Beginning chicken farming started with lessons learned from grandma for this sustainable farmer and New York Times best-selling author. In his memoir, Gaining Ground (Lyons Press, 2013), Forrest Pritchard returns to the family farm and struggles to bring it back to life. Wishing to imitate to the pure and personal farming techniques of his grandparents, Pritchard learns the hard way what it takes to farm organically, live sustainably, and turn a profit while taking care of crops and livestock.

As far back as I can remember, chickens have been in my life. It’s been a blessing, with occasional cursing.

When I was three years old, I recall playing in my grandmother’s henhouse, a solid, gray cinder-block building that sat a few hundred feet from the front porch of her house. Though the coop had a human-size door, I was fascinated by a tiny, ground-level wooden opening built into the wall. This little door was no more than 12 inches square, big enough for two hens at a time to pass through on their way to their daily constitutionals. Watching them come and go, appearing and disappearing through this little dark hole in the wall, felt hypnotic. It was something akin to the cadence of counting sheep.

Lithe and flexible, I made this little opening my entrance as well. Inside, the floor was bedded with bright golden straw from wheat harvested on the farm. A dozen laying boxes were nailed along one wall, stuffed with clean pine shavings. Nearby, a rickety roost was engineered of rough sawmill lumber, a perfect perch for the 25 hens my grandmother kept.
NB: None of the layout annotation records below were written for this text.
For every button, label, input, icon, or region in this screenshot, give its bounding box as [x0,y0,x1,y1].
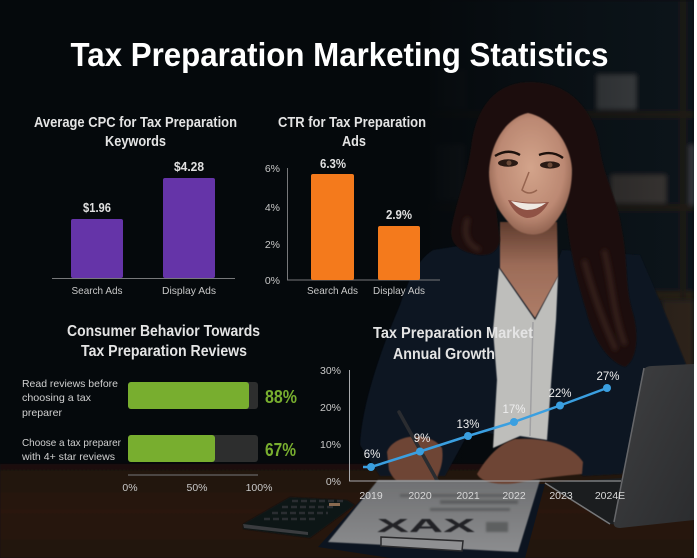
x axis labels [122,482,272,494]
value labels: 9% [414,433,430,445]
chart title: Keywords [105,134,166,150]
bar: display ads: $4.28 [174,160,204,174]
bar: search ads: 6.3% [320,157,346,171]
calculator [243,497,355,538]
pen [399,412,443,491]
chart: CTR [265,115,440,297]
chart title: CTR for Tax Preparation [278,115,426,131]
right hand [477,439,583,484]
year labels [359,490,625,502]
value labels: 17% [502,404,526,416]
row: four star reviews [21,435,296,463]
value labels: 13% [456,419,480,431]
year labels: 2023 [549,490,573,502]
bar: display ads [373,208,425,297]
year labels: 2022 [502,490,526,502]
chart title: Tax Preparation Reviews [81,343,247,360]
y axis labels: 4% [265,202,280,214]
y axis labels [320,365,341,488]
face [489,113,572,235]
bar: display ads: 2.9% [386,208,412,222]
y axis labels: 0% [326,476,341,488]
y axis labels [265,163,280,287]
chart title: Consumer Behavior Towards [67,323,260,340]
bar: display ads: Display Ads [373,285,425,297]
chart title: Ads [342,134,366,150]
year labels: 2021 [456,490,480,502]
row: read reviews [22,378,297,419]
XAX stamp: XAX [377,516,475,536]
y axis labels: 30% [320,365,341,377]
row: four star reviews: with 4+ star reviews [21,451,115,463]
wall behind shoulder [662,300,694,370]
laptop [545,364,694,528]
desk [0,464,694,558]
y axis labels: 20% [320,402,341,414]
clipboard with tax form [318,480,545,558]
row: read reviews: choosing a tax [22,392,92,404]
clip [381,537,463,551]
bar: display ads [162,160,216,297]
bar: display ads: Display Ads [162,285,216,297]
x axis labels: 0% [122,482,138,494]
chart title: Annual Growth [393,346,495,363]
bar: search ads: Search Ads [307,285,358,297]
value labels: 6% [364,449,380,461]
bar: search ads: $1.96 [83,201,111,215]
bar: search ads [307,157,358,297]
row: read reviews: 88% [265,387,297,407]
value labels: 27% [596,371,620,383]
row: read reviews: preparer [22,407,62,419]
chart title: Average CPC for Tax Preparation [34,115,237,131]
title: Tax Preparation Marketing Statistics [70,37,608,74]
neck [500,222,558,318]
x axis labels: 50% [186,482,208,494]
y axis labels: 0% [265,275,280,287]
bar: search ads: Search Ads [72,285,122,297]
growth line [363,384,611,471]
row: four star reviews: 67% [265,440,296,460]
nose [522,172,537,193]
chart: market annual growth [320,325,625,502]
chart title: Tax Preparation Market [373,325,533,342]
blazer [360,240,686,476]
photo: businesswoman [360,82,686,491]
year labels: 2020 [408,490,432,502]
row: four star reviews: Choose a tax preparer [22,437,121,449]
brows and eyes [495,152,563,158]
chart: average CPC [34,115,237,297]
y axis labels: 6% [265,163,280,175]
year labels: 2024E [595,490,625,502]
row: read reviews: Read reviews before [22,378,118,390]
y axis labels: 2% [265,239,280,251]
hair [451,82,636,367]
y axis labels: 10% [320,439,341,451]
bar: search ads [71,201,123,297]
x axis labels: 100% [246,482,272,494]
value labels [364,371,620,461]
year labels: 2019 [359,490,383,502]
blouse [493,268,558,448]
chart: consumer behavior [21,323,297,494]
value labels: 22% [548,388,572,400]
writing hand [387,436,443,489]
smile [508,200,549,218]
First-Time Egg-Collecting Experiences

A year later, when I could no longer contort my body through the tiny opening, she put me to work gathering eggs twice a day. Since there were never more than 15 or 20 to gather at one time, I was given a small galvanized bucket she called her “tin pail.” This little bucket suited me perfectly, as it was directly proportionate to my five-year-old stature.